You;ve seen this example before, so mainly focus on the new `Column.horizontal_condition()` syntax.

In [2]:
from typing import Dict
from datachef import acquire, preview, CsvSelectable, filters, TidyData, Column, right, left, below

table: CsvSelectable = acquire.csv.http("https://raw.githubusercontent.com/mikeAdamss/datachef/main/tests/fixtures/csv/bands-wide.csv")

def is_beatles_singer(line: Dict[str, str]):
    """
    Returns "True" as string if member is John or Paul and band
    is beatles, else "False" as string.
    """
    if line["Member"] in ["John", "Paul"] and line["Band"] == "Beatles":
        return "True"
    return "False"

observations = table.filter(filters.is_numeric).label_as("Observation")
bands = (table.excel_ref("A3") | table.excel_ref("G3")).label_as("Band")
assets = table.excel_ref('2').is_not_blank().label_as("Asset")
members = (table.excel_ref("B") | table.excel_ref("H")).is_not_blank().label_as("Member")
preview(observations, bands, assets, members)

tidy_data = TidyData(
    observations,
    Column(bands.finds_observations_closest(right)),
    Column(assets.finds_observations_directly(below)),
    Column(members.finds_observations_directly(right)),
    Column.horizontal_condition("Is a Beatles Singer", is_beatles_singer)
)
print(tidy_data)

0
Observation
Band
Asset
Member

0,1,2,3,4,5,6,7,8,9,10,11
,A,B,C,D,E,F,G,H,I,J,K
1.0,,,,,,,,,,,
2.0,,,Houses,Cars,Boats,,,,Houses,Cars,Boats
3.0,Beatles,,,,,,Rolling Stones,,,,
4.0,,John,1,5,9,,,Keith,2,6,10
5.0,,Paul,2,6,10,,,Mick,3,7,11
6.0,,George,2,7,11,,,Charlie,3,8,12
7.0,,Ringo,4,8,12,,,Ronnie,5,9,13
8.0,,,,,,,,,,,


Observation,Band,Asset,Member,Is a Beatles Singer
1,Beatles,Houses,John,True
5,Beatles,Cars,John,True
9,Beatles,Boats,John,True
2,Rolling Stones,Houses,Keith,False
6,Rolling Stones,Cars,Keith,False
10,Rolling Stones,Boats,Keith,False
2,Beatles,Houses,Paul,True
6,Beatles,Cars,Paul,True
10,Beatles,Boats,Paul,True
3,Rolling Stones,Houses,Mick,False





## A Note On Design

There is not (and never will be) any version of a "vertical condition" in datachef.

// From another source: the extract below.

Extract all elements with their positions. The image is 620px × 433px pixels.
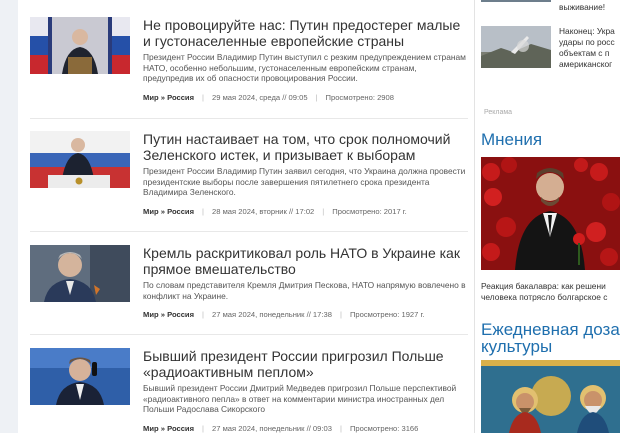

When working with datasets of unknown length we try to always support (or at least leave open the door to) the concept of data streaming, a horizontal condition meets that criteria as it works within the context of a single "tidy row" of "tidy data" so can be iterated, streamed or potentially even distributed for processing relatively easily - none of which works if row 5 is informed by row 4 etc.

If you find yourself needing to lookup vertically into your extracted columns:

- (a) Stop and think about it, is there another way to skin this cat?
- (b) Are you really trying to create tidy data or are you trying to create something else?
- (c) If you need to - then just shunt it into pandas for post processing, you're working on a data series and that's not a paradime datachef was built to support.